Digit recognition on CNN

Question

Digit recognition on CNN

I am testing printed numbers (0-9) in a convolutional neural network. This gives 99% accuracy in the MNIST dataset, but when I tried it using fonts installed on the computer (Ariel, Calibri, Cambria, Cambria math, Times New Roman) and trained images created in fonts (104 images per font ( Total 25 fonts - 4 images per font (slight difference)), the learning error rate does not fall below 80%, i.e. 20% accuracy. Why?
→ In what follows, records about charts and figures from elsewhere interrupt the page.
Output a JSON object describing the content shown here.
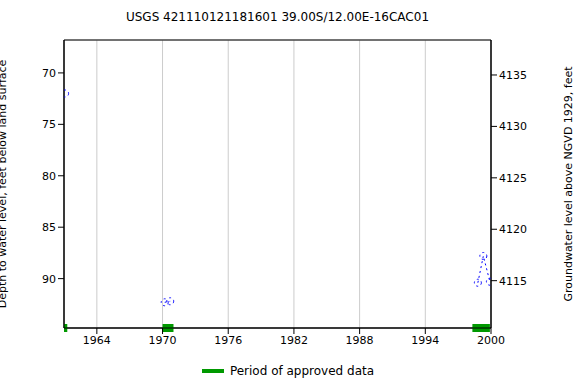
{
  "chart_data": {
    "type": "line",
    "title": "USGS 421110121181601 39.00S/12.00E-16CAC01",
    "ylabel": "Depth to water level, feet below land surface",
    "y2label": "Groundwater level above NGVD 1929, feet",
    "x": [
      1961.1,
      1966,
      1970.2,
      1970.7,
      1985,
      1998.8,
      1999.3,
      1999.9
    ],
    "values": [
      72.0,
      null,
      92.3,
      92.2,
      null,
      90.4,
      87.8,
      90.3
    ],
    "color": "#0000ff",
    "marker": "circle",
    "line_style": "dotted",
    "xlim": [
      1961,
      2000
    ],
    "xticks": [
      1964,
      1970,
      1976,
      1982,
      1988,
      1994,
      2000
    ],
    "ylim": [
      66.8,
      94.8
    ],
    "yticks": [
      70,
      75,
      80,
      85,
      90
    ],
    "y2lim": [
      4110.4,
      4138.4
    ],
    "y2ticks": [
      4115,
      4120,
      4125,
      4130,
      4135
    ],
    "grid": true,
    "approved_periods": {
      "name": "Period of approved data",
      "color": "#009900",
      "ranges": [
        [
          1961,
          1961.3
        ],
        [
          1970.0,
          1971.0
        ],
        [
          1998.3,
          1999.9
        ]
      ]
    }
  }
}
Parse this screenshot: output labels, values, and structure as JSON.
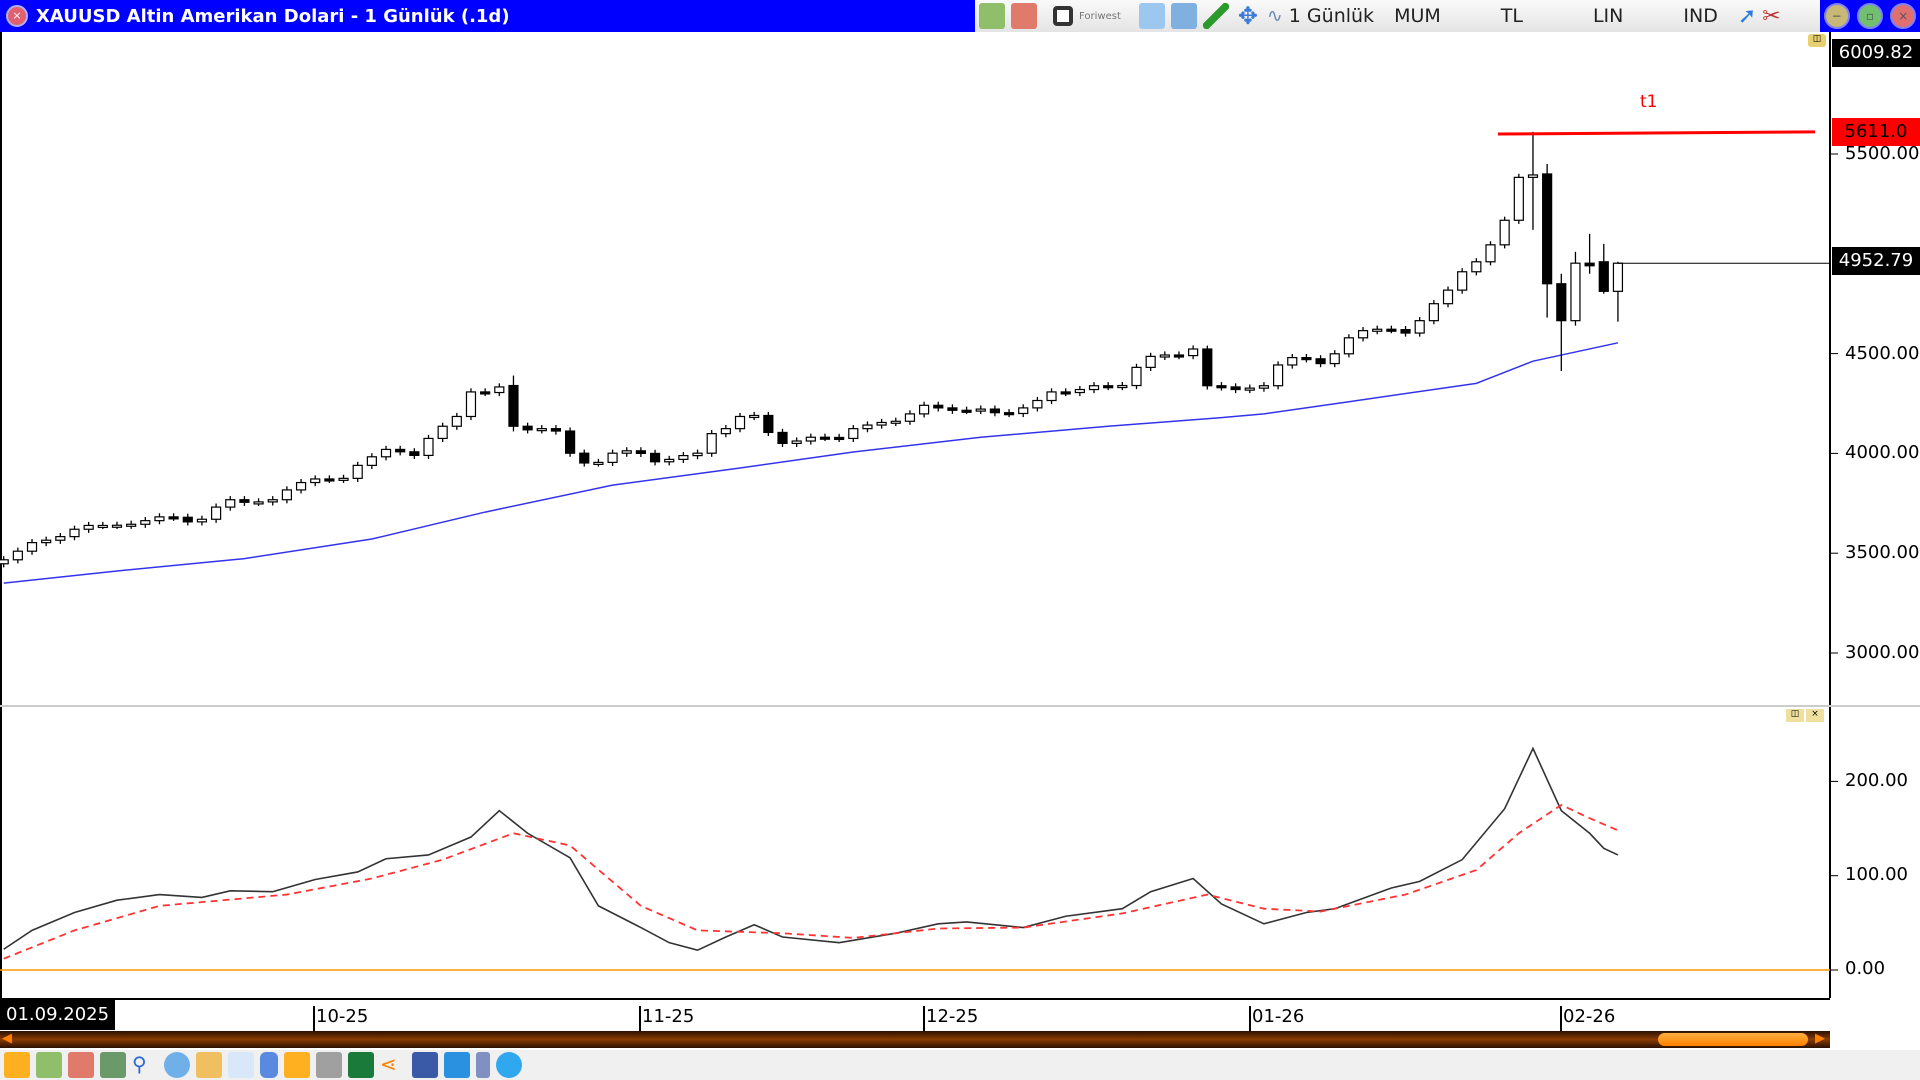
{
  "window": {
    "title": "XAUUSD Altin Amerikan Dolari - 1 Günlük (.1d)"
  },
  "toolbar": {
    "brand": "Foriwest",
    "period": "1 Günlük",
    "chart_type": "MUM",
    "currency": "TL",
    "scale": "LIN",
    "indicators": "IND"
  },
  "price_axis": {
    "top": "6009.82",
    "t1_level": "5611.0",
    "last": "4952.79",
    "ticks": [
      "5500.00",
      "4500.00",
      "4000.00",
      "3500.00",
      "3000.00"
    ]
  },
  "indicator_axis": {
    "ticks": [
      "200.00",
      "100.00",
      "0.00"
    ]
  },
  "date_axis": {
    "first": "01.09.2025",
    "labels": [
      "10-25",
      "11-25",
      "12-25",
      "01-26",
      "02-26"
    ]
  },
  "annotation": {
    "t1": "t1"
  },
  "colors": {
    "title_bar": "#0000ff",
    "ma": "#3333ee",
    "t1": "#ff0000",
    "indicator": "#333333",
    "signal": "#ff3333",
    "zero": "#ff9900"
  },
  "chart_data": [
    {
      "type": "candlestick",
      "title": "XAUUSD",
      "ylim": [
        2800,
        6009.82
      ],
      "closes": [
        3467,
        3510,
        3553,
        3565,
        3583,
        3620,
        3639,
        3639,
        3640,
        3645,
        3663,
        3682,
        3680,
        3657,
        3670,
        3731,
        3768,
        3755,
        3757,
        3768,
        3817,
        3854,
        3872,
        3870,
        3875,
        3940,
        3983,
        4020,
        4008,
        3990,
        4075,
        4136,
        4185,
        4308,
        4305,
        4333,
        4136,
        4118,
        4124,
        4112,
        4001,
        3952,
        3955,
        4001,
        4013,
        4000,
        3958,
        3970,
        3989,
        4001,
        4099,
        4124,
        4185,
        4190,
        4105,
        4050,
        4062,
        4081,
        4080,
        4075,
        4124,
        4142,
        4155,
        4161,
        4198,
        4241,
        4228,
        4216,
        4215,
        4222,
        4204,
        4200,
        4228,
        4265,
        4308,
        4305,
        4320,
        4339,
        4335,
        4340,
        4431,
        4486,
        4493,
        4490,
        4523,
        4339,
        4333,
        4320,
        4327,
        4339,
        4443,
        4480,
        4474,
        4450,
        4499,
        4579,
        4615,
        4622,
        4620,
        4603,
        4665,
        4750,
        4818,
        4910,
        4960,
        5045,
        5168,
        5383,
        5395,
        4850,
        4665,
        4953,
        4940,
        4812,
        4952.79
      ],
      "ohlc_overrides": {
        "36": [
          4340,
          4390,
          4110,
          4136
        ],
        "85": [
          4523,
          4540,
          4320,
          4339
        ],
        "108": [
          5383,
          5611,
          5120,
          5395
        ],
        "109": [
          5400,
          5450,
          4680,
          4850
        ],
        "110": [
          4850,
          4900,
          4413,
          4665
        ],
        "111": [
          4665,
          5010,
          4640,
          4953
        ],
        "112": [
          4953,
          5100,
          4900,
          4940
        ],
        "113": [
          4960,
          5050,
          4800,
          4812
        ],
        "114": [
          4812,
          4960,
          4660,
          4952.79
        ]
      },
      "moving_average": [
        [
          0,
          3350
        ],
        [
          8,
          3411
        ],
        [
          17,
          3473
        ],
        [
          26,
          3571
        ],
        [
          34,
          3706
        ],
        [
          43,
          3841
        ],
        [
          52,
          3927
        ],
        [
          60,
          4007
        ],
        [
          69,
          4081
        ],
        [
          78,
          4136
        ],
        [
          86,
          4179
        ],
        [
          89,
          4198
        ],
        [
          95,
          4259
        ],
        [
          104,
          4351
        ],
        [
          108,
          4462
        ],
        [
          114,
          4554
        ]
      ],
      "t1_line": [
        5600,
        5611
      ]
    },
    {
      "type": "line",
      "ylim": [
        -30,
        280
      ],
      "series": [
        {
          "values": [
            [
              0,
              22
            ],
            [
              2,
              42
            ],
            [
              5,
              61
            ],
            [
              8,
              74
            ],
            [
              11,
              80
            ],
            [
              14,
              77
            ],
            [
              16,
              84
            ],
            [
              19,
              83
            ],
            [
              22,
              96
            ],
            [
              25,
              104
            ],
            [
              27,
              118
            ],
            [
              30,
              122
            ],
            [
              33,
              141
            ],
            [
              35,
              169
            ],
            [
              37,
              145
            ],
            [
              40,
              119
            ],
            [
              42,
              68
            ],
            [
              45,
              45
            ],
            [
              47,
              29
            ],
            [
              49,
              21
            ],
            [
              51,
              35
            ],
            [
              53,
              48
            ],
            [
              55,
              35
            ],
            [
              59,
              29
            ],
            [
              63,
              39
            ],
            [
              66,
              49
            ],
            [
              68,
              51
            ],
            [
              72,
              45
            ],
            [
              75,
              57
            ],
            [
              79,
              65
            ],
            [
              81,
              83
            ],
            [
              84,
              97
            ],
            [
              86,
              70
            ],
            [
              89,
              49
            ],
            [
              92,
              61
            ],
            [
              94,
              65
            ],
            [
              98,
              87
            ],
            [
              100,
              94
            ],
            [
              103,
              117
            ],
            [
              106,
              171
            ],
            [
              108,
              235
            ],
            [
              110,
              169
            ],
            [
              112,
              145
            ],
            [
              113,
              129
            ],
            [
              114,
              122
            ]
          ]
        },
        {
          "dashed": true,
          "values": [
            [
              0,
              12
            ],
            [
              5,
              42
            ],
            [
              11,
              68
            ],
            [
              20,
              80
            ],
            [
              26,
              97
            ],
            [
              31,
              117
            ],
            [
              36,
              145
            ],
            [
              40,
              132
            ],
            [
              45,
              68
            ],
            [
              49,
              42
            ],
            [
              55,
              39
            ],
            [
              60,
              34
            ],
            [
              66,
              44
            ],
            [
              72,
              45
            ],
            [
              79,
              60
            ],
            [
              85,
              80
            ],
            [
              89,
              65
            ],
            [
              93,
              62
            ],
            [
              99,
              80
            ],
            [
              104,
              106
            ],
            [
              107,
              145
            ],
            [
              110,
              175
            ],
            [
              112,
              161
            ],
            [
              114,
              148
            ]
          ]
        }
      ],
      "zero_line": 0
    }
  ]
}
Here is the number "2" Sample Image -

I resized each image to 28 x 28.

Details: -

Workout data size = 28 x 28 images. Network Settings - Like LeNet5 Network Architecture -

Input Layer -28x28 | Convolutional Layer - (Relu Activation); | Pooling Layer - (Tanh Activation) | Convolutional Layer - (Relu Activation) | Local Layer(120 neurons) - (Relu) | Fully Connected (Softmax Activation, 10 outputs)

This works by giving 99 +% accuracy to MNIST. Why is it so bad with computer fonts? CNN can handle many variations in data.

+6

deep-learning machine-learning ocr image-recognition handwriting-recognition

kumar030 Jul 15 '16 at 7:01

source share

3 answers

Martin thoma · Answer 1 · 2016-07-17T11:24:35+0000

I see two possible problems:

Preprocessing: MNIST is not only 28px x 28px, but also:

The original black and white (two-level) images from NIST were normalized in size to fit the size of 20x20 pixels, while maintaining their aspect ratio. The resulting images contain gray levels as a result of the smoothing method used by the normalization algorithm. the images were centered in the 28x28 image by calculating the center of mass of the pixels and translating the image to position this point in the center of the 28x28 field.

Source: MNIST Website

retraining

MNIST has 60,000 case studies and 10,000 test cases. How much do you have?
Have you tried dropouts (see document )?
Have you tried using methods to increase the data set? (for example, by slightly changing the image, perhaps by slightly changing the aspect ratio, you can also add noise - however, I do not think this will help)
Have you tried smaller networks? (And how big are your filters / how many filters do you have?)

Notes

Interesting idea! Have you tried simply applying the prepared MNIST network to your data? What are the results?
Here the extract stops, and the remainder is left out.